Im Zentrum der Untersuchungen steht ein in der professionellen Schädlingsbekämpfung verwendetes Mittel, das bei unsachgemäßer Anwendung hochgiftige Gase freisetzen kann. Ermittler prüfen, ob die Substanz möglicherweise über Lüftungsschächte in das Zimmer der Familie gelangte. Hinweise auf eine fehlerhafte oder unzureichend gesicherte Anwendung haben den Verdacht weiter erhärtet.

Verbraucherschützer und Fachleute mahnen seit längerem zu strengeren Kontrollen beim Einsatz solcher Mittel. Unsachgemäß durchgeführte Schädlingsbekämpfungen könnten, so kritisieren sie, fatale Folgen haben – insbesondere in Gebäuden mit unzureichender Belüftung oder mangelhaften Sicherheitsvorkehrungen.

Die türkischen Behörden haben umfassende Ermittlungen eingeleitet.  Klarheit über die Verantwortlichkeiten und den genauen Ablauf des Geschehens wird erst ein toxikologisches Gutachten bringen.

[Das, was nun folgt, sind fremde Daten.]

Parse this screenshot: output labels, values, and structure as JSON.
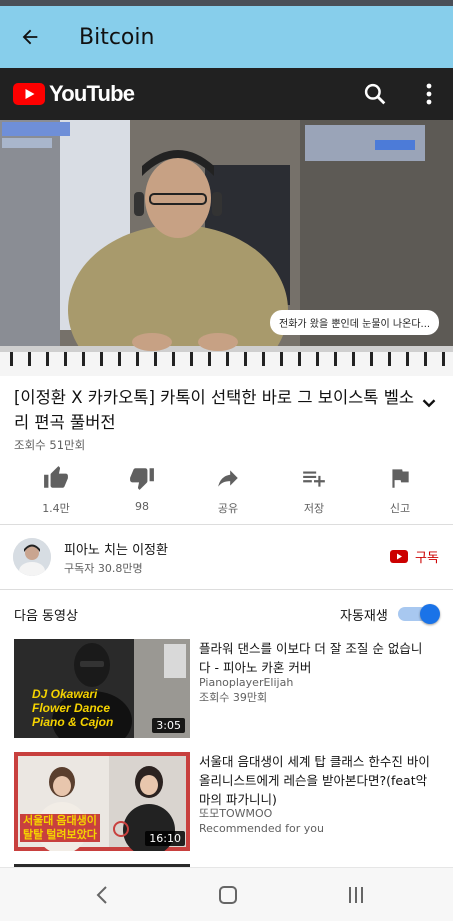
{
  "app_bar": {
    "title": "Bitcoin"
  },
  "youtube": {
    "logo_text": "YouTube"
  },
  "video": {
    "overlay_bubble": "전화가 왔을 뿐인데 눈물이 나온다...",
    "title": "[이정환 X 카카오톡] 카톡이 선택한 바로 그 보이스톡 벨소리 편곡 풀버전",
    "views": "조회수 51만회"
  },
  "actions": [
    {
      "icon": "thumb-up-icon",
      "label": "1.4만"
    },
    {
      "icon": "thumb-down-icon",
      "label": "98"
    },
    {
      "icon": "share-icon",
      "label": "공유"
    },
    {
      "icon": "playlist-add-icon",
      "label": "저장"
    },
    {
      "icon": "flag-icon",
      "label": "신고"
    }
  ],
  "channel": {
    "name": "피아노 치는 이정환",
    "subscribers": "구독자 30.8만명",
    "subscribe_label": "구독"
  },
  "up_next": {
    "label": "다음 동영상",
    "autoplay_label": "자동재생",
    "autoplay_on": true
  },
  "recommendations": [
    {
      "title": "플라워 댄스를 이보다 더 잘 조질 순 없습니다 - 피아노 카혼 커버",
      "channel": "PianoplayerElijah",
      "meta": "조회수 39만회",
      "duration": "3:05",
      "thumb_text": [
        "DJ Okawari",
        "Flower Dance",
        "Piano & Cajon"
      ]
    },
    {
      "title": "서울대 음대생이 세계 탑 클래스 한수진 바이올리니스트에게 레슨을 받아본다면?(feat악마의 파가니니)",
      "channel": "또모TOWMOO",
      "meta": "Recommended for you",
      "duration": "16:10",
      "thumb_text": [
        "서울대 음대생이",
        "탈탈 털려보았다"
      ]
    }
  ],
  "colors": {
    "app_bar": "#87ceeb",
    "youtube_bar": "#212121",
    "youtube_red": "#ff0000",
    "subscribe_red": "#cc0000",
    "toggle_blue": "#1a73e8"
  }
}
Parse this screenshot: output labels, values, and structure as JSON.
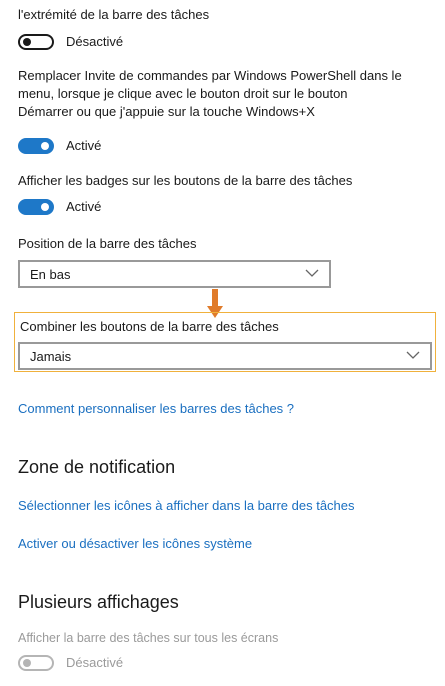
{
  "settings": {
    "top_label": "l'extrémité de la barre des tâches",
    "toggle1": {
      "state_label": "Désactivé",
      "state": "off"
    },
    "powershell_label_lines": [
      "Remplacer Invite de commandes par Windows PowerShell dans le",
      "menu, lorsque je clique avec le bouton droit sur le bouton",
      "Démarrer ou que j'appuie sur la touche Windows+X"
    ],
    "toggle2": {
      "state_label": "Activé",
      "state": "on"
    },
    "badges_label": "Afficher les badges sur les boutons de la barre des tâches",
    "toggle3": {
      "state_label": "Activé",
      "state": "on"
    },
    "position_label": "Position de la barre des tâches",
    "position_value": "En bas",
    "combine_label": "Combiner les boutons de la barre des tâches",
    "combine_value": "Jamais",
    "customize_link": "Comment personnaliser les barres des tâches ?"
  },
  "notification": {
    "heading": "Zone de notification",
    "link_icons": "Sélectionner les icônes à afficher dans la barre des tâches",
    "link_system": "Activer ou désactiver les icônes système"
  },
  "multi_display": {
    "heading": "Plusieurs affichages",
    "all_screens_label": "Afficher la barre des tâches sur tous les écrans",
    "toggle4": {
      "state_label": "Désactivé",
      "state": "disabled"
    }
  },
  "colors": {
    "accent": "#1e78c8",
    "link": "#1a6fc0",
    "highlight": "#f0b13c",
    "arrow": "#e07b2a"
  },
  "icons": {
    "dropdown": "chevron-down-icon",
    "annotation": "arrow-down-icon"
  }
}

Zahl der Festnahmen steigt – Hotel versiegelt

Die Staatsanwaltschaft Istanbul hat ihre Ermittlungen ausgeweitet; die Zahl der Festnahmen stieg auf elf. Unter den Beschuldigten befinden sich laut türkischen Medien auch Mitarbeiter der Hotelrezeption sowie der Inhaber der Schädlingsbekämpfungsfirma. Das Hotel, in dem zuletzt weitere Verdachtsfälle aufgetreten waren, wurde nach polizeilicher Untersuchung von der Stadtverwaltung versiegelt.

Der Tod der gesamten Familie Böcek hat in beiden Ländern Betroffenheit ausgelöst. Die Umstände des Falls werfen zugleich grundsätzliche Fragen nach Sicherheitsstandards und behördlicher Kontrolle beim Einsatz gefährlicher Schädlingsbekämpfungsmittel auf – Fragen, die nun im Verlauf der Ermittlungen eine entscheidende Rolle spielen dürften.